The period between May 26 and July 26 is arguably the key one here. It remains unclear whether Trump himself was informed of the June 9 Trump Tower meeting at the time.  His vow of a “major speech” suggests he had been. The implication here is that Trump knew the Russian government was trying to sabotage the US election and then after this kept up his pursuit of a lucrative real estate deal in Moscow (one that according to Cohen’s plea agreement involved direct talks with Putin’s office), and which he tried to conceal until the end of 2017.

Regardless, Trump’s family members and top campaign officials knew of the Russian sabotage effort, and they also knew about the real estate deal. Trump’s subsequent minimizations of Russian involvement now look much more damning. Trump had self-interested political reasons for absolving Russia of this blame and had also self-interested financial reasons for doing so, both of which he tried to conceal from American voters.

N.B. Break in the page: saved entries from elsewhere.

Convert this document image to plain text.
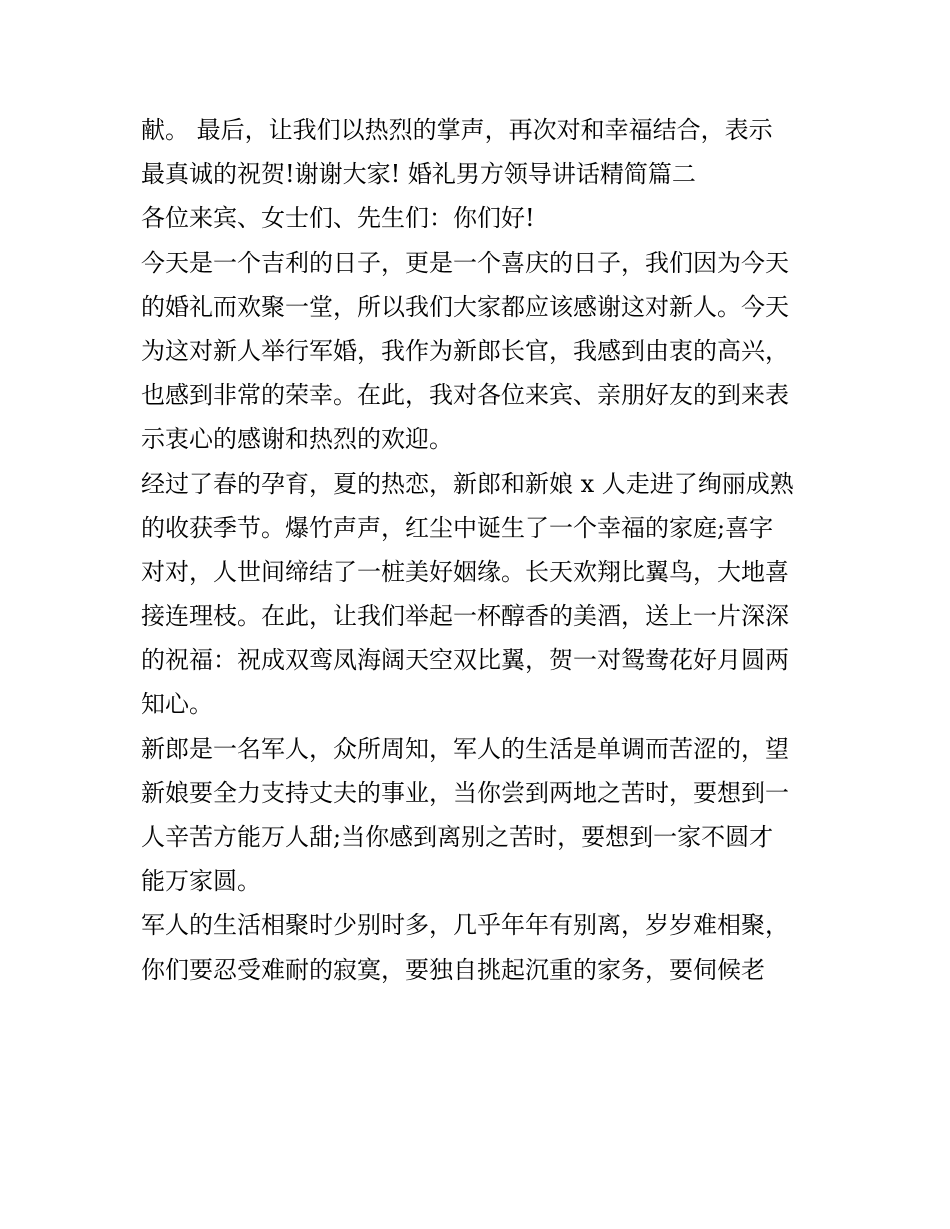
献。 最后，让我们以热烈的掌声，再次对和幸福结合，表示
最真诚的祝贺!谢谢大家! 婚礼男方领导讲话精简篇二
各位来宾、女士们、先生们：你们好!
今天是一个吉利的日子，更是一个喜庆的日子，我们因为今天
的婚礼而欢聚一堂，所以我们大家都应该感谢这对新人。今天
为这对新人举行军婚，我作为新郎长官，我感到由衷的高兴，
也感到非常的荣幸。在此，我对各位来宾、亲朋好友的到来表
示衷心的感谢和热烈的欢迎。
经过了春的孕育，夏的热恋，新郎和新娘 x 人走进了绚丽成熟
的收获季节。爆竹声声，红尘中诞生了一个幸福的家庭;喜字
对对，人世间缔结了一桩美好姻缘。长天欢翔比翼鸟，大地喜
接连理枝。在此，让我们举起一杯醇香的美酒，送上一片深深
的祝福：祝成双鸾凤海阔天空双比翼，贺一对鸳鸯花好月圆两
知心。
新郎是一名军人，众所周知，军人的生活是单调而苦涩的，望
新娘要全力支持丈夫的事业，当你尝到两地之苦时，要想到一
人辛苦方能万人甜;当你感到离别之苦时，要想到一家不圆才
能万家圆。
军人的生活相聚时少别时多，几乎年年有别离，岁岁难相聚，
你们要忍受难耐的寂寞，要独自挑起沉重的家务，要伺候老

In light of the new revelations, Trump’s exhortation to Russia to hack Clinton’s emails becomes even less believable as a ‘joke’.  His openly proclaimed desire to politically benefit from a foreign power’s efforts to undermine American democracy, bad enough in its own right, now should be seen in the context of him trying to reach a lucrative deal with that foreign power, all while keeping that effort hidden from the American public.  

Oct. 9: During the second debate with Clinton, Trump says: “I know about Russia, but I know nothing about the inner workings of Russia. I don’t deal there. I have no businesses there. I have no loans from Russia.”

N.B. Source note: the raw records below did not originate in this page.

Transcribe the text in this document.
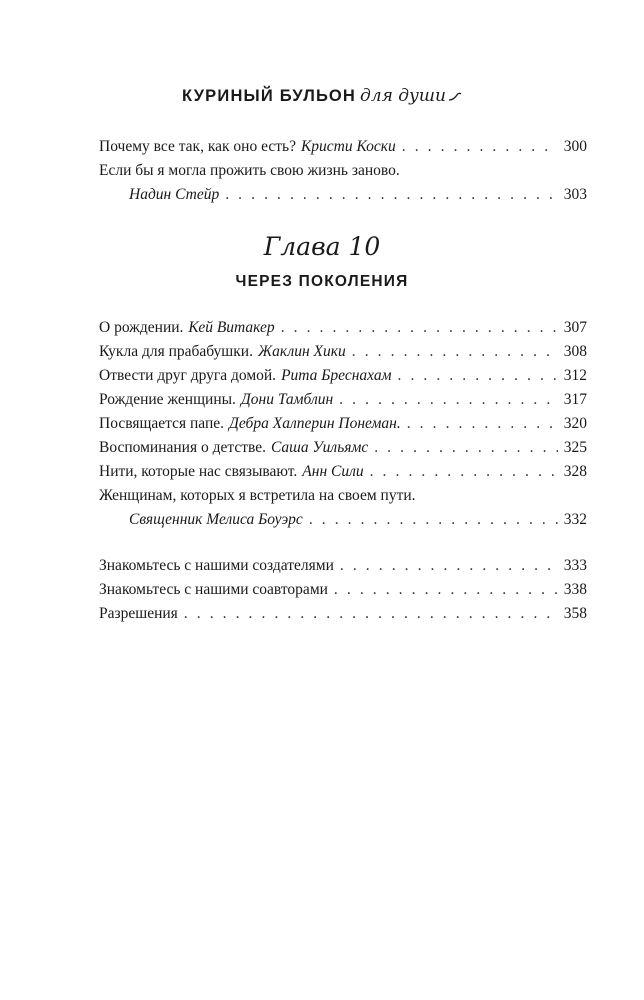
КУРИНЫЙ БУЛЬОН для души
Почему все так, как оно есть? Кристи Коски . . .	300
Если бы я могла прожить свою жизнь заново.
Надин Стейр . . .	303
Глава 10
ЧЕРЕЗ ПОКОЛЕНИЯ
О рождении. Кей Витакер . . .	307
Кукла для прабабушки. Жаклин Хики . . .	308
Отвести друг друга домой. Рита Бреснахам . . .	312
Рождение женщины. Дони Тамблин . . .	317
Посвящается папе. Дебра Халперин Понеман. . . .	320
Воспоминания о детстве. Саша Уильямс . . .	325
Нити, которые нас связывают. Анн Сили . . .	328
Женщинам, которых я встретила на своем пути.
Священник Мелиса Боуэрс . . .	332
Знакомьтесь с нашими создателями . . .	333
Знакомьтесь с нашими соавторами . . .	338
Разрешения . . .	358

Oct. 26: During a campaign rally in Kinston, N.C., Trump declares: “First of all, I don’t know Putin, have no business whatsoever with Russia, have nothing to do with Russia.”

Jan. 11, 2017: Trump tweets: “Russia has never tried to use leverage over me. I HAVE NOTHING TO DO WITH RUSSIA - NO DEALS, NO LOANS, NO NOTHING!” 
In a news conference that day, Trump says: “I tweeted out that I have no dealings with Russia. I have no deals that could happen in Russia because we’ve stayed away. And I have no loans with Russia.”

May 11: In an interview with Lester Holt of NBC News, Trump says: “I am not involved in Russia. No loans. No nothing.”

Aug. 27: The Washington Post reports for the first time that when Trump was running for president, his company pursued a plan to develop a massive Trump Tower in Moscow.

Nov. 29, 2018: After the announcement of Cohen’s guilty plea, Trump tells reporters: “He’s lying about a project that everybody knew about. I mean, we were very open with it. … This deal was a very public deal. Everybody knows about this deal. I wasn’t trying to hide anything.” 

This last falsehood is an exclamation point to this whole sordid story of corruption.  We've come full circle: Trump is now denying all his denials.